Google Neural Machine Translation

The Google team working on neural machine translation (NMT) has finally revealed what they have been working on. In a paper published on September 26, 2016 entitled Google’s Neural Machine Translation System: Bridging the Gap Between Human and Machine Translation, the researchers present results of the search engine giant’s all-out effort to maintain its lead in machine translation.

The claims are bold. The researchers not only found that Google’s NMT (GNMT) beats Google’s existing production phrase-based statistical translation system (aka Google Translate) by miles based on the widely used BLEU score, they also claim that “in some cases human and GNMT translations are nearly indistinguishable” and that “our system’s translation quality approaches or surpasses all currently published results.”

The researchers set out to address what, up until now, have been considered NMT’s most apparent weaknesses. First, training is computationally expensive—especially in cases with large data sets. Second, NMT struggles with the translation of rare words. And third, NMT sometimes fails to translate all parts of the input sentence, which according to the researchers can result in “surprising translations.”

“The quality of the resulting translation system gets closer to that of average human translators”—Google Neural Translation Team

The obstacles have, so far, prevented NMT from being deployed in a production environment, which is key to making NMT available through a free service like today’s Google Translate.

The paper says human evaluations show that GNMT “has reduced translation errors by 60% compared to our previous phrase-based system on English↔French, English↔Spanish, and English↔Chinese.” Apparently, the system is not constrained too much by what language it translates and “performs well on a range of datasets across many pairs of languages without the need for language-specific adjustments.”
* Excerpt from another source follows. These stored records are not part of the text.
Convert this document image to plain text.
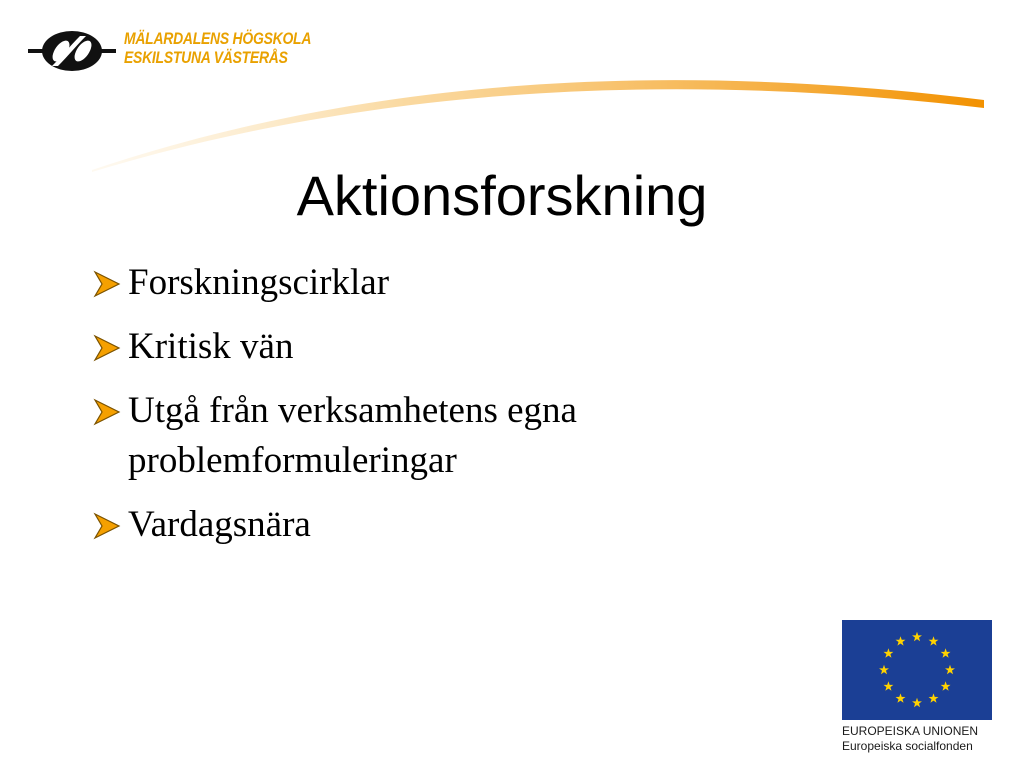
MÄLARDALENS HÖGSKOLA
ESKILSTUNA VÄSTERÅS
Aktionsforskning
Forskningscirklar
Kritisk vän
Utgå från verksamhetens egna problemformuleringar
Vardagsnära
EUROPEISKA UNIONEN
Europeiska socialfonden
NMT has also been known to take considerable time to process even when run on graphical processing units; another impediment to deploying it in a live production environment such as Google Translate.
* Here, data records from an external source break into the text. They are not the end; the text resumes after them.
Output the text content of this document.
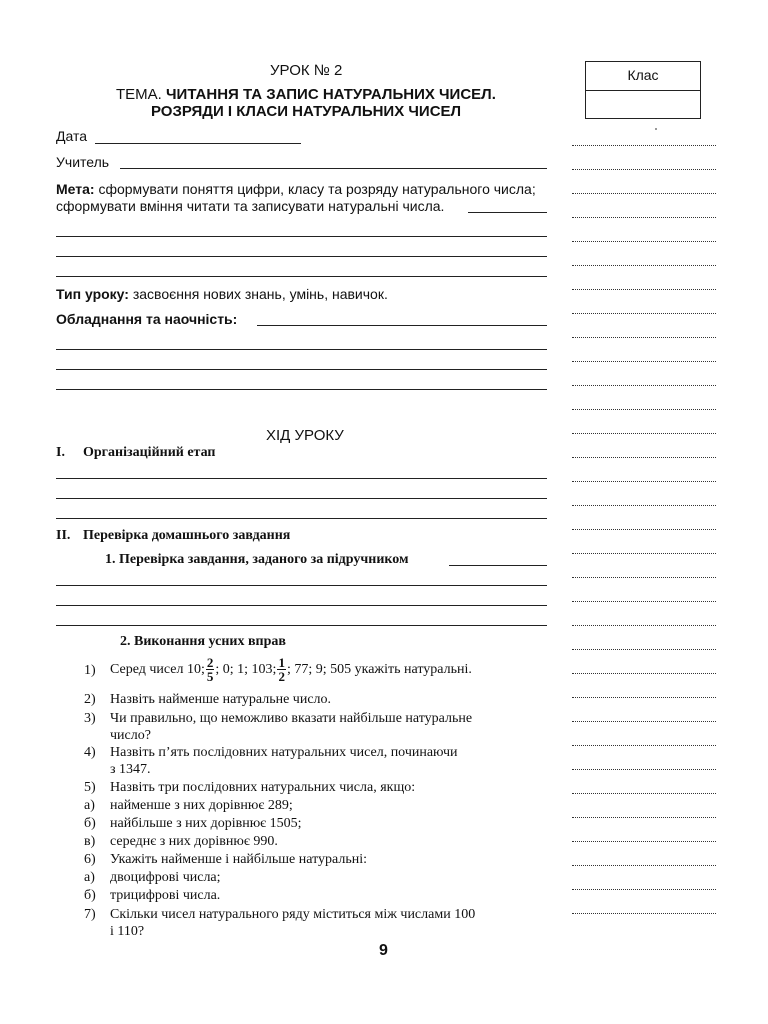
УРОК № 2
ТЕМА. ЧИТАННЯ ТА ЗАПИС НАТУРАЛЬНИХ ЧИСЕЛ.
РОЗРЯДИ І КЛАСИ НАТУРАЛЬНИХ ЧИСЕЛ
Клас
Дата
Учитель
Мета: сформувати поняття цифри, класу та розряду натурального числа;
сформувати вміння читати та записувати натуральні числа.
Тип уроку: засвоєння нових знань, умінь, навичок.
Обладнання та наочність:
ХІД УРОКУ
I. Організаційний етап
II. Перевірка домашнього завдання
1. Перевірка завдання, заданого за підручником
2. Виконання усних вправ
1)	Серед чисел 10; $\frac{2}{5}$ ; 0; 1; 103; $\frac{1}{2}$ ; 77; 9; 505 укажіть натуральні.
2)	Назвіть найменше натуральне число.
3)	Чи правильно, що неможливо вказати найбільше натуральне
число?
4)	Назвіть п’ять послідовних натуральних чисел, починаючи
з 1347.
5)	Назвіть три послідовних натуральних числа, якщо:
а)	найменше з них дорівнює 289;
б)	найбільше з них дорівнює 1505;
в)	середнє з них дорівнює 990.
6)	Укажіть найменше і найбільше натуральні:
а)	двоцифрові числа;
б)	трицифрові числа.
7)	Скільки чисел натурального ряду міститься між числами 100
і 110?
9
The researchers addressed this by running their model on a Google Tensor Processing Unit, which resulted in a processing time that was three times faster than on a CPU, and nearly eight times faster than on a GPU. Conventional wisdom to date was that NMT runs faster on GPUs than CPUs.

Google assembled a diverse group of researchers for the project. In the lead were Yonghui Wu, Senior Staff Software Developer, who has been with Google since 2008. Wu worked on Google’s machine learning search algorithm RankBrain. Research Scientist Mike Schuster, who’s been with Google since 2006, was previously with speech recognition software company Nuance, and Japanese telco NTT Japan.
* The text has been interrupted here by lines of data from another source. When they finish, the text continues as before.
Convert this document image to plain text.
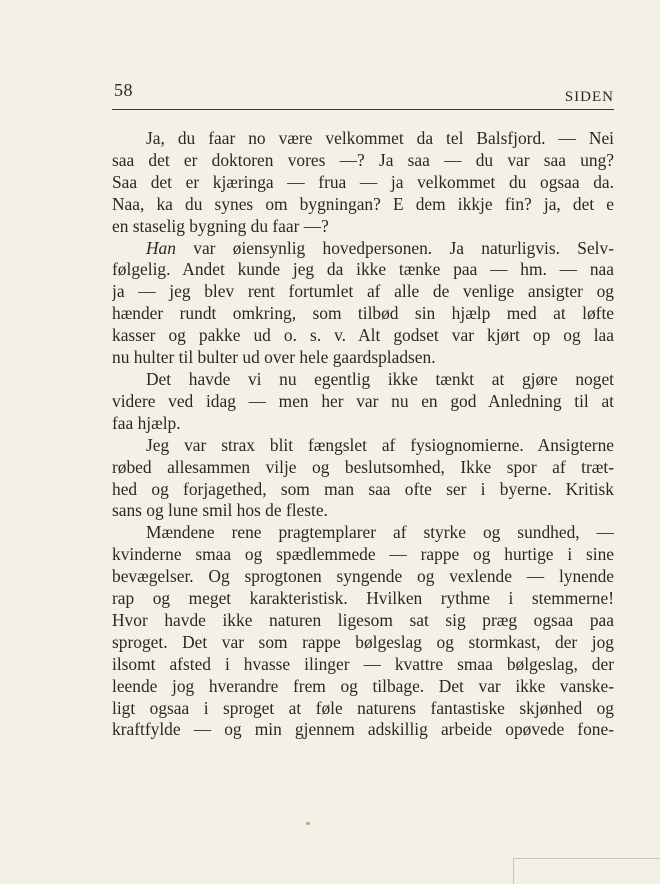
58	SIDEN
Ja, du faar no være velkommet da tel Balsfjord. — Nei
saa det er doktoren vores —? Ja saa — du var saa ung?
Saa det er kjæringa — frua — ja velkommet du ogsaa da.
Naa, ka du synes om bygningan? E dem ikkje fin? ja, det e
en staselig bygning du faar —?
Han var øiensynlig hovedpersonen. Ja naturligvis. Selv-
følgelig. Andet kunde jeg da ikke tænke paa — hm. — naa
ja — jeg blev rent fortumlet af alle de venlige ansigter og
hænder rundt omkring, som tilbød sin hjælp med at løfte
kasser og pakke ud o. s. v. Alt godset var kjørt op og laa
nu hulter til bulter ud over hele gaardspladsen.
Det havde vi nu egentlig ikke tænkt at gjøre noget
videre ved idag — men her var nu en god Anledning til at
faa hjælp.
Jeg var strax blit fængslet af fysiognomierne. Ansigterne
røbed allesammen vilje og beslutsomhed, Ikke spor af træt-
hed og forjagethed, som man saa ofte ser i byerne. Kritisk
sans og lune smil hos de fleste.
Mændene rene pragtemplarer af styrke og sundhed, —
kvinderne smaa og spædlemmede — rappe og hurtige i sine
bevægelser. Og sprogtonen syngende og vexlende — lynende
rap og meget karakteristisk. Hvilken rythme i stemmerne!
Hvor havde ikke naturen ligesom sat sig præg ogsaa paa
sproget. Det var som rappe bølgeslag og stormkast, der jog
ilsomt afsted i hvasse ilinger — kvattre smaa bølgeslag, der
leende jog hverandre frem og tilbage. Det var ikke vanske-
ligt ogsaa i sproget at føle naturens fantastiske skjønhed og
kraftfylde — og min gjennem adskillig arbeide opøvede fone-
Also in the group were Zhifeng Chen, a Software Engineer who worked on TensorFlow; Quoc V. Le, Software Engineer, who has been with the company since 2011 and also works on Google Brain; and Mohammad Norouzi, a Google PhD fellow, who has been a research intern for tech giants Microsoft and Google.

The rest of the team includes, among others, Wolfgang Macherey, who joined Google in 2006, worked in the machine translation group with Franz Och, and has been working on natural language processing since 1996.

“We observed that human raters, even though fluent in both languages, do not necessarily fully understand each randomly sampled sentence sufficiently”—Google Neural Translation Team

Back to the claim that GNMT now almost matches human translation. The GNMT team bases that claim on evaluation data consisting of “500 randomly sampled sentences from Wikipedia and news websites, and the corresponding human translations to the target language.”

Thankfully, the researchers do acknowledge they are dealing in human language and not mathematical certainty. It is the human raters of the translations, however, whose judgment is qualified: “We observed that human raters, even though fluent in both languages, do not necessarily fully understand each randomly sampled sentence sufficiently and hence cannot necessarily generate the best possible translation or rate a given translation accurately.”

What’s next? Google will now start testing the system on particularly difficult translation cases and inputs longer than just a single sentence.

Editor’s Note: A previous version of this article read that Wolfgang Macherey “works” in an MT group with Franz Och. The correct tense is “worked” as Och is no longer with Google.